I wouldn’t either, but somebody’s gotta do it.
Seriously, after all the Redstone mishaps, I’m sure that Alan Shepard had misgivings too.
Much the same attitude that Vladimir Komarov had: He knew that if he didn’t fly, that his friend Yuri would be going in his place.
If I were about to fly into space, around the moon and farther from Earth that anybody has ever been I wouldn’t balk at the risk, I would try to minimize it as far as possible, but the reward fairly justifies enormous risks, to me at least and I suspect that most if not all astronauts would see the situation in the same way.

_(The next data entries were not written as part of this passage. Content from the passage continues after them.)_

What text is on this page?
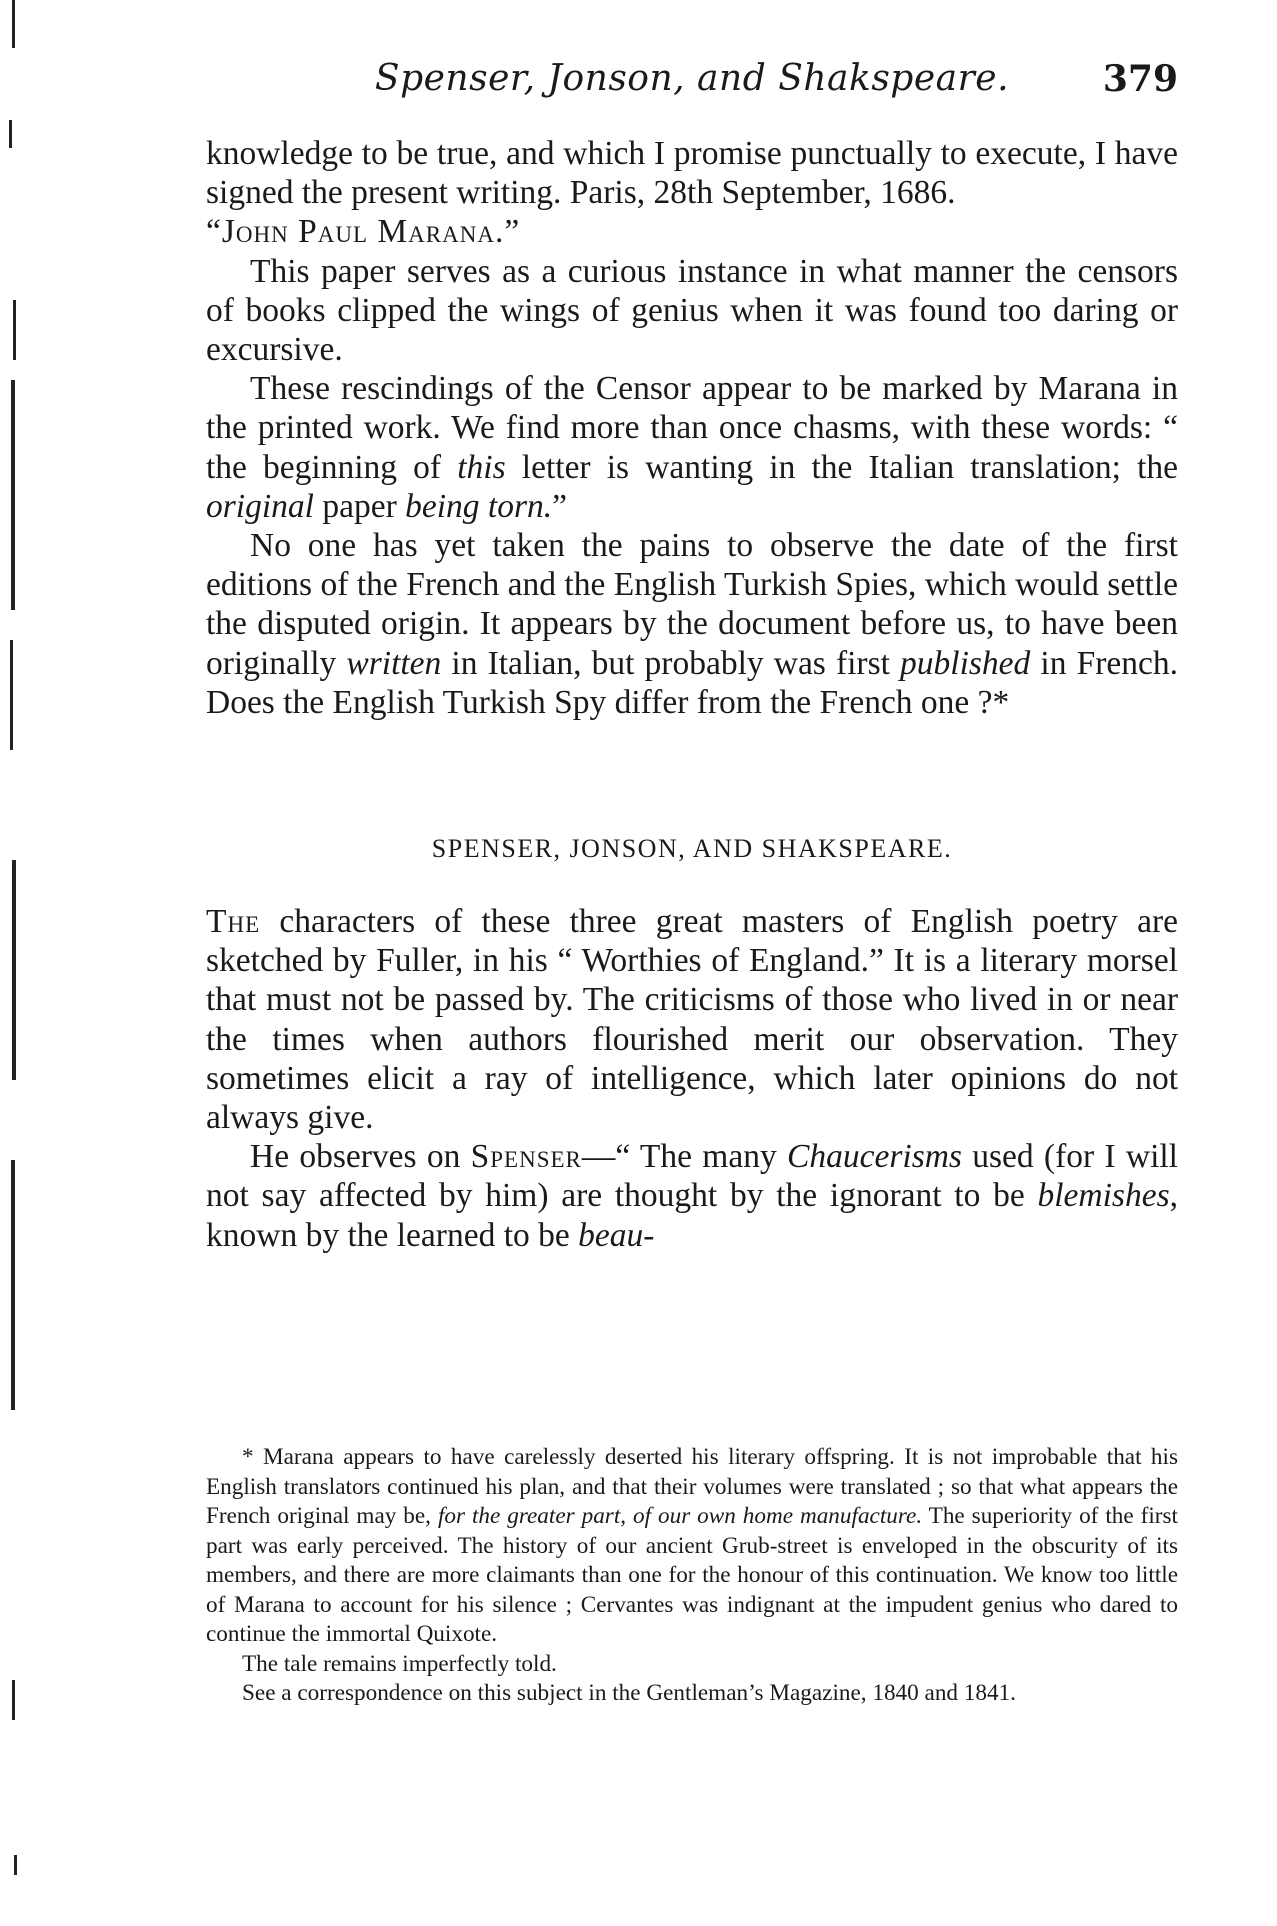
Spenser, Jonson, and Shakspeare.	379

knowledge to be true, and which I promise punctually to execute, I have signed the present writing. Paris, 28th September, 1686.

“John Paul Marana.”

This paper serves as a curious instance in what manner the censors of books clipped the wings of genius when it was found too daring or excursive.

These rescindings of the Censor appear to be marked by Marana in the printed work. We find more than once chasms, with these words: “ the beginning of this letter is wanting in the Italian translation; the original paper being torn.”

No one has yet taken the pains to observe the date of the first editions of the French and the English Turkish Spies, which would settle the disputed origin. It appears by the document before us, to have been originally written in Italian, but probably was first published in French. Does the English Turkish Spy differ from the French one ?*

SPENSER, JONSON, AND SHAKSPEARE.

The characters of these three great masters of English poetry are sketched by Fuller, in his “ Worthies of England.” It is a literary morsel that must not be passed by. The criticisms of those who lived in or near the times when authors flourished merit our observation. They sometimes elicit a ray of intelligence, which later opinions do not always give.

He observes on Spenser—“ The many Chaucerisms used (for I will not say affected by him) are thought by the ignorant to be blemishes, known by the learned to be beau-

* Marana appears to have carelessly deserted his literary offspring. It is not improbable that his English translators continued his plan, and that their volumes were translated ; so that what appears the French original may be, for the greater part, of our own home manufacture. The superiority of the first part was early perceived. The history of our ancient Grub-street is enveloped in the obscurity of its members, and there are more claimants than one for the honour of this continuation. We know too little of Marana to account for his silence ; Cervantes was indignant at the impudent genius who dared to continue the immortal Quixote.

The tale remains imperfectly told.

See a correspondence on this subject in the Gentleman’s Magazine, 1840 and 1841.
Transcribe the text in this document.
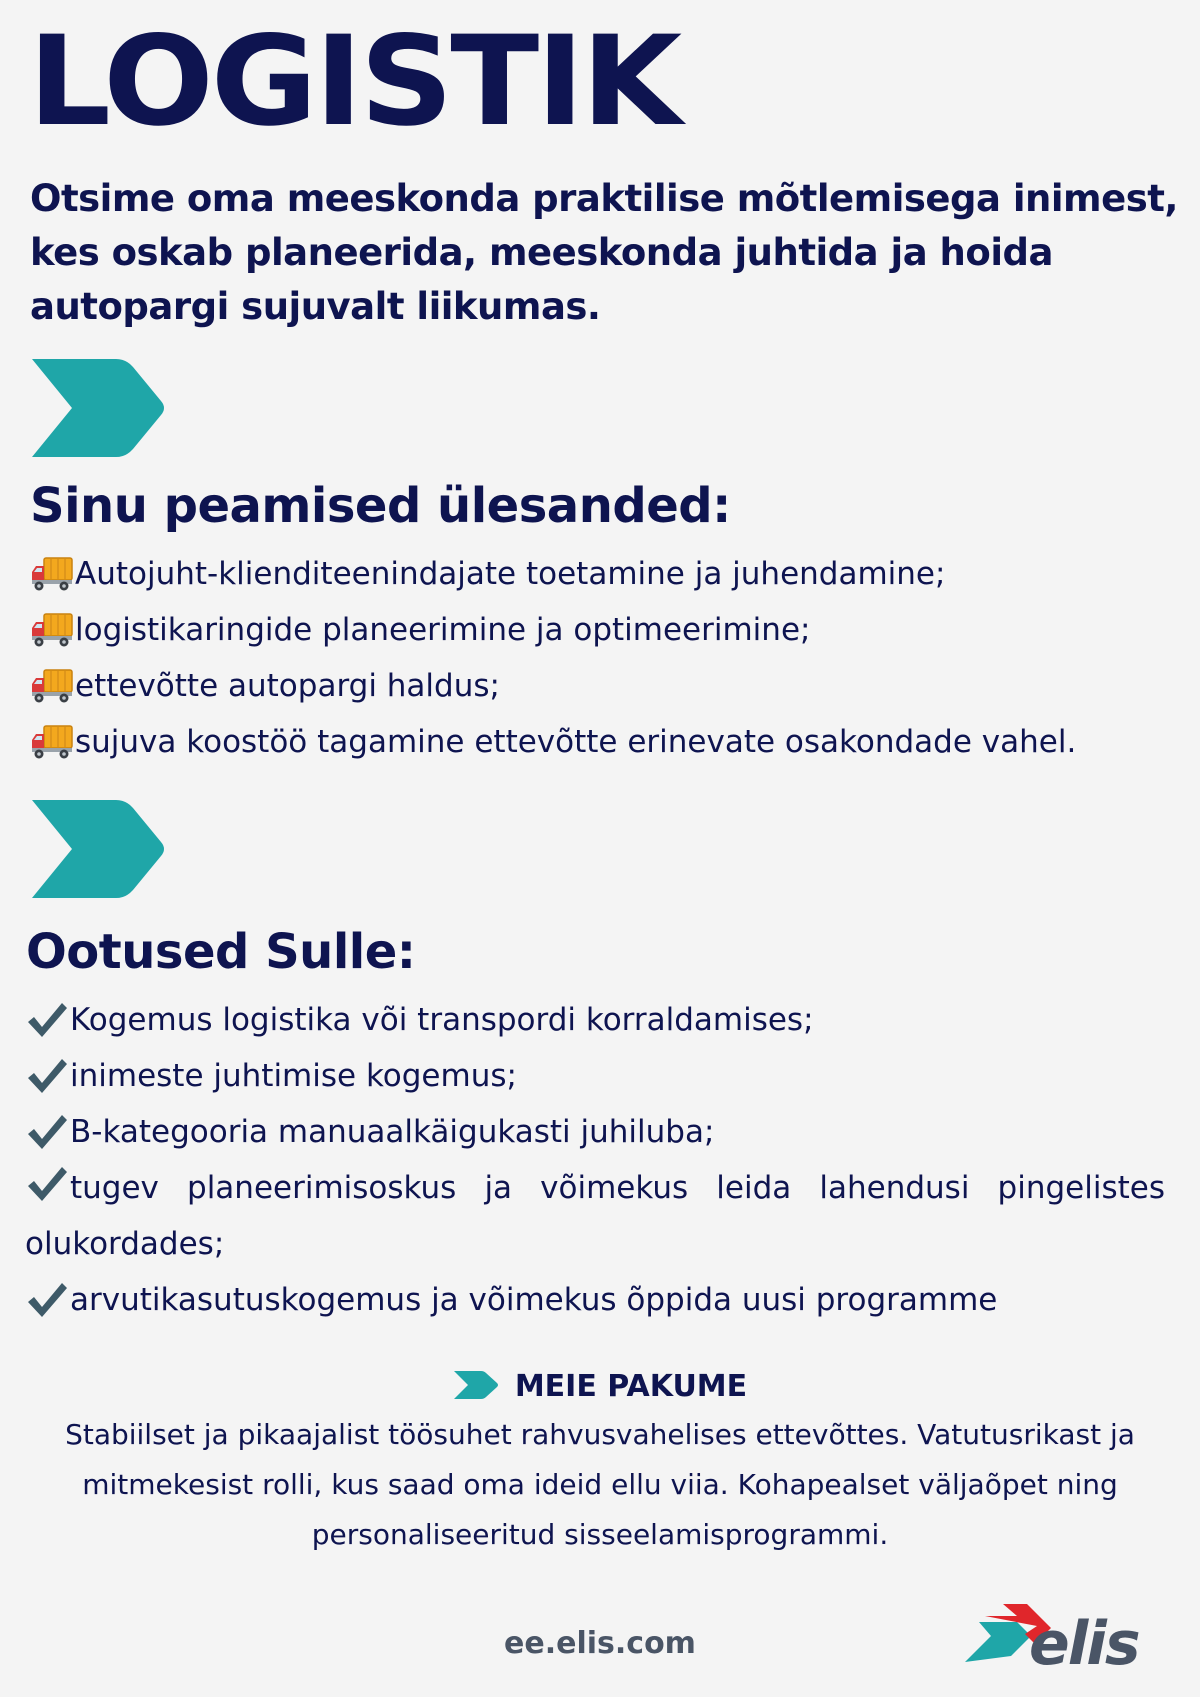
LOGISTIK
Otsime oma meeskonda praktilise mõtlemisega inimest, kes oskab planeerida, meeskonda juhtida ja hoida autopargi sujuvalt liikumas.
Sinu peamised ülesanded:
Autojuht-klienditeenindajate toetamine ja juhendamine;
logistikaringide planeerimine ja optimeerimine;
ettevõtte autopargi haldus;
sujuva koostöö tagamine ettevõtte erinevate osakondade vahel.
Ootused Sulle:
Kogemus logistika või transpordi korraldamises;
inimeste juhtimise kogemus;
B-kategooria manuaalkäigukasti juhiluba;
tugev planeerimisoskus ja võimekus leida lahendusi pingelistes olukordades;
arvutikasutuskogemus ja võimekus õppida uusi programme
MEIE PAKUME
Stabiilset ja pikaajalist töösuhet rahvusvahelises ettevõttes. Vatutusrikast ja mitmekesist rolli, kus saad oma ideid ellu viia. Kohapealset väljaõpet ning personaliseeritud sisseelamisprogrammi.
ee.elis.com	elis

farther from Earth that anybody has ever been
Is that really so? OK, they will be 4,000 miles farther from the Moon than the early missions ever were: they orbited really close to the moon, under 100 miles. But was the moon back then in the apogee or in the perigee? Where will it be now? How can they know, when they don’t even know when Artemis will be launched? If they launch at the perigee the 4,000 miles dont really count. Wikipedia states for the Moon perigee: 362600 km, apogee: 405400 km. The difference is bigger than the 4,000 miles they will be farther than the Moon. Why do they claim to know they will be farther from the Earth than any other human ever?
I call bullshit. From the current US administration (and I use this term loosely) and NASA under the direction of this badministration, not from you, Frodo. Don’t get me wrong. Just fighting ignorance and misinformation. Or being corrected by people who know better, perhaps @Chronos Maybe I am overlooking something.
Maybe they will be farther from Earth than ever before, maybe not. We will know when they are there, because it will depend on the orbit of the Moon then. But not today, they can’t say that for sure.
Assuming they get there at all and don’t blow up on the way there. (–> see: badministration)
Or he will say that proves that Canada is the fiftysomethingst State of the USA, not an independent country, and they should kiss his ass. You never know whith him.